Typhoon Hagibis is expected to strike Japan this weekend, and much of the impacted areas are already hunkered down in preparation for the storm.
On Friday, Japanese forecasters said Hagibis could be similar to a typhoon that hit Japan in 1958, leaving more than 1,200 people dead or missing.
The typhoon is expected to impact wide areas of the Izu Peninsula and the Kanto region, including greater Tokyo. The nation’s meteorological agency said it is prepared to issue a level-five special heavy rain warning, which is applied when life-threatening disasters to metropolitan areas are expected.
NHK anchor Ross Mihara has lived in Japan for about 25 years. He says for the past two days, residents have been stocking up on supplies
“Throughout Friday, yeah, all the supermarkets in Tokyo as well as the convenience stores, their shelves had been emptied. Water, everything you can thing of," he said.
Ahead of the storm, airlines also canceled 1,600 flights, including many between Hawaii and Japan.
Hawaiian Airlines said it canceled a number of flights into and out of Narita International and Haneda Airport, and would accommodate passengers on flights once the typhoon passes.
Hawaiian is also offering travel waivers. For more information, click here.
Japan Airlines, meanwhile, said the majority of its flights between Japan and Hawaii were canceled. A full list of cancellations can be found here.
And United Airlines canceled all of its flights to and from Japan, and also offered travel waivers.

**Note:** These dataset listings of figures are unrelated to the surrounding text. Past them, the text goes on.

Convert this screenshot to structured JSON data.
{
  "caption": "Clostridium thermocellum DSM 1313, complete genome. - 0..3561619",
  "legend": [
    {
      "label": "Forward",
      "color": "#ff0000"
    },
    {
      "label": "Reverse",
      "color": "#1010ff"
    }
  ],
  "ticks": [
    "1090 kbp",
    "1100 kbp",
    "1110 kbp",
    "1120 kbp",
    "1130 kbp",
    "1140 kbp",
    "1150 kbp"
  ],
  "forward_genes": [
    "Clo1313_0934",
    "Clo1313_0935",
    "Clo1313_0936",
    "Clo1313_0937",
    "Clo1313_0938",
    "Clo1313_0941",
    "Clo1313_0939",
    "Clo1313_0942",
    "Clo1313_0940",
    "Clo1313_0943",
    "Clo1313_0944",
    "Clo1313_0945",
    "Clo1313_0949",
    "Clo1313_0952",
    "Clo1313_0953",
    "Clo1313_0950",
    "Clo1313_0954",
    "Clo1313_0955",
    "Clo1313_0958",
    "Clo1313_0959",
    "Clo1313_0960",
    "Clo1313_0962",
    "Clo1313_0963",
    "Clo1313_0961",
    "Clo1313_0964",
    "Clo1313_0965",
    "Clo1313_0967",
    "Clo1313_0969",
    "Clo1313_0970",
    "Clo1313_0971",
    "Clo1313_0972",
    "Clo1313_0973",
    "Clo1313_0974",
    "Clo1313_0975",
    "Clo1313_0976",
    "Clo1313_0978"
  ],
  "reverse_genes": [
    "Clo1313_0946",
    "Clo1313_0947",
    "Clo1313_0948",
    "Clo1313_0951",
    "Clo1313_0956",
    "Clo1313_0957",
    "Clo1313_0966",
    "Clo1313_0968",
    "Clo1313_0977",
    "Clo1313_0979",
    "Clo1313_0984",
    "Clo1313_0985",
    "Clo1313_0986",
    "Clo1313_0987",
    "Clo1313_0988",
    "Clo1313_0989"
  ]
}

“We’ll continue to monitor the storm and adjust our schedule as needed for the safety of our employees and customers,” a United spokeswoman told Hawaii News Now.
Japan is regularly hit by Pacific storms.
Typhoon Faxai caused massive power outages in Chiba prefecture near Tokyo in September. And typhoon Jebi flooded a terminal and a runway at Kansai International Airport last year.
The energy from Typhoon Hagibis will bring moderate-sized surf to Hawaii starting Tuesday.